A hamburger, fries, and a side of Wi-Fi

McDonald’s offers food to go – but it hopes to bring more customers in with high-speed wireless web access, rolling out in San Francisco this week.

McDonald’s Corp. becomes the latest retail operation to offer high-speed wireless access as it rolls out the service in 75 McDonald’s restaurants around the San Francisco Bay area this week. The service will be available in both urban and suburban locations from San Rafael to San Jose, targeting what McDonald’s says is thousands of professional and student wi-fi users seeking to connect with work and family while in transit. The installation follows similar programs at Borders Books & Music, Kinko’s and Schlotzsky’s Deli, all of which have instituted wi-fi access in various markets within the past several months.
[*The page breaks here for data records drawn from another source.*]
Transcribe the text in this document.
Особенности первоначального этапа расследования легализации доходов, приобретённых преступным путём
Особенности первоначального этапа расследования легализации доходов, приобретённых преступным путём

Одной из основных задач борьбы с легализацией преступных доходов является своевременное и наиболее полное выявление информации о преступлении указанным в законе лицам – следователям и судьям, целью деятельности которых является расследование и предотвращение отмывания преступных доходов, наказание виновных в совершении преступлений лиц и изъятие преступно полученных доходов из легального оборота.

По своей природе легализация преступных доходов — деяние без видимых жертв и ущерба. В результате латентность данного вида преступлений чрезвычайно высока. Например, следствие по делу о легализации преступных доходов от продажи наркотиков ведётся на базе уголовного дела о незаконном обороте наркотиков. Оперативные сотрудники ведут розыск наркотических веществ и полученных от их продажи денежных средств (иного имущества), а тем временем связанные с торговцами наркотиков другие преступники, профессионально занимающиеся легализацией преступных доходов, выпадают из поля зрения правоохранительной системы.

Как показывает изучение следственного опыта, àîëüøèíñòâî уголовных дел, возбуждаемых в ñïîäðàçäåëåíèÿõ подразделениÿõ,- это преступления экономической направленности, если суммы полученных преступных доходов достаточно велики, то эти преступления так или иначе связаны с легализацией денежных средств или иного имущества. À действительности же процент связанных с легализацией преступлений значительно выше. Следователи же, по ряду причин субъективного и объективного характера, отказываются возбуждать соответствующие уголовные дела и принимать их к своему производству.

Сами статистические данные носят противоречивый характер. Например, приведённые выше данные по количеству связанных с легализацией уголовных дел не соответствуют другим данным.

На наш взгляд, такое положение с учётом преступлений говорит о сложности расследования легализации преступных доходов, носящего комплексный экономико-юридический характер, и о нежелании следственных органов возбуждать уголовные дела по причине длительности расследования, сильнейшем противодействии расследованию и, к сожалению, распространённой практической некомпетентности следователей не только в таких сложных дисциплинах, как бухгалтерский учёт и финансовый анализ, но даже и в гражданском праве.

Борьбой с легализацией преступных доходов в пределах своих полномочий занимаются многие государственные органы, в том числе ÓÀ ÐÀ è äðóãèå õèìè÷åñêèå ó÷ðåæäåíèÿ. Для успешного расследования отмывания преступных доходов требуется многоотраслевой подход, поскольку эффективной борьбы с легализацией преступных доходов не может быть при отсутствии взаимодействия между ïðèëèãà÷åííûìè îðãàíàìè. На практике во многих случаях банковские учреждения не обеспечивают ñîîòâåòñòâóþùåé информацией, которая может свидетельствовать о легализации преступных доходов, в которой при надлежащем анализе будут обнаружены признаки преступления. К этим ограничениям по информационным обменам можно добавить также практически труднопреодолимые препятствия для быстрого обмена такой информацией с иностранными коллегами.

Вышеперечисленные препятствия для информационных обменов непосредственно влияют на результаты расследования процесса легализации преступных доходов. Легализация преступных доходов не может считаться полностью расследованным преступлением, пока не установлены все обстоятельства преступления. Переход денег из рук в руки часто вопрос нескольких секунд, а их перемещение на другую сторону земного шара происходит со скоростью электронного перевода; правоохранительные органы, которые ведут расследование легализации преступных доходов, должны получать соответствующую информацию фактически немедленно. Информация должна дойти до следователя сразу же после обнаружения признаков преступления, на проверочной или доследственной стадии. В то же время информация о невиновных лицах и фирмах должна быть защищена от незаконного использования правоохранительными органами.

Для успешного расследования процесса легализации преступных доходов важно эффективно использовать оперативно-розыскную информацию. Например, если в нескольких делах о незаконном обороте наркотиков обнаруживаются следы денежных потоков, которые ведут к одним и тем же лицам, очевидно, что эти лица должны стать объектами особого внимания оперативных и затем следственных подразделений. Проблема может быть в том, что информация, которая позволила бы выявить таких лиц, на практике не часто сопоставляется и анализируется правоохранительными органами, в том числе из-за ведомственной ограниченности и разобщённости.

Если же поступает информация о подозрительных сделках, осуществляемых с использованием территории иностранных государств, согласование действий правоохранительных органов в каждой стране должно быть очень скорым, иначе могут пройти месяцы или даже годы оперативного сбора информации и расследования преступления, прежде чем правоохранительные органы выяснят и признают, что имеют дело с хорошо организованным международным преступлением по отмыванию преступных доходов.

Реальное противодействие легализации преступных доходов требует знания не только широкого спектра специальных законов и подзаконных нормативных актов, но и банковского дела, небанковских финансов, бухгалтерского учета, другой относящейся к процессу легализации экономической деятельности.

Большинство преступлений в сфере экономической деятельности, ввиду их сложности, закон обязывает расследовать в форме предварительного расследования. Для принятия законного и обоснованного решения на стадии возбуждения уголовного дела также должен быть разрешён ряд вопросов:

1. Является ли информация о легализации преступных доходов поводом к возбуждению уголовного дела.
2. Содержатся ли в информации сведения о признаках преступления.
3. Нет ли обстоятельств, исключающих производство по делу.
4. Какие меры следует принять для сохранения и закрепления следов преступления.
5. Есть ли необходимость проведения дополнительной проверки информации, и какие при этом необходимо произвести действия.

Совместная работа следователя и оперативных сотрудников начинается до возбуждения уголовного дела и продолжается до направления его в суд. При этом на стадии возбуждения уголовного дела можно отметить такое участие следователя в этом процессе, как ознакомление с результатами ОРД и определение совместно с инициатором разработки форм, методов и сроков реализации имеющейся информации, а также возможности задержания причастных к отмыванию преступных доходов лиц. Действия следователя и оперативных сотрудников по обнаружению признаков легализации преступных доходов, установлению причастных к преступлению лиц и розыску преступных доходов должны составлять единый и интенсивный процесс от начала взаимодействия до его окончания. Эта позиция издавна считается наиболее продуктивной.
“We are extending McDonald’s rich history of offering customers service, convenience and value that correspond to their daily lives by adding wi-fi service to select restaurants around the Bay area. Today`s customer is more time-pressed than ever, and we think it`s important to meet the needs of busy professional and family lifestyles by offering services that are easy to use and relevant,” says Don Thompson, McDonald’s West Division president.


Wayport Inc., a major provider of high-speed Internet access in hotels and airports, will supply the service for the Bay area McDonald’s stores. The restaurant chain this spring tested high-speed wireless access in 10 of its New York City stores as part of its plan to offer wi-fi in several hundred McDonald’s restaurants by year-end. Selected New York and Chicago McDonald’s restaurants are expected to go live with the service next. Customers will be able to identify participating resturatns by signage that displays the company’s Golden Arches in the universal Internet @ symbol. The cost of a two-hour wireless Internet connection at those locations will be $4.95, with other options offered as well.

In December, Schlotzsky’s Deli reported survey data showing that 6% of its customers had come in mainly for wi-fi web access, resulting in increased food sales of about $100,000 in a single restaurant. Schlotzsky’s installed the service using its own IT staff at a cost of about $4,000 to $5,000 per location.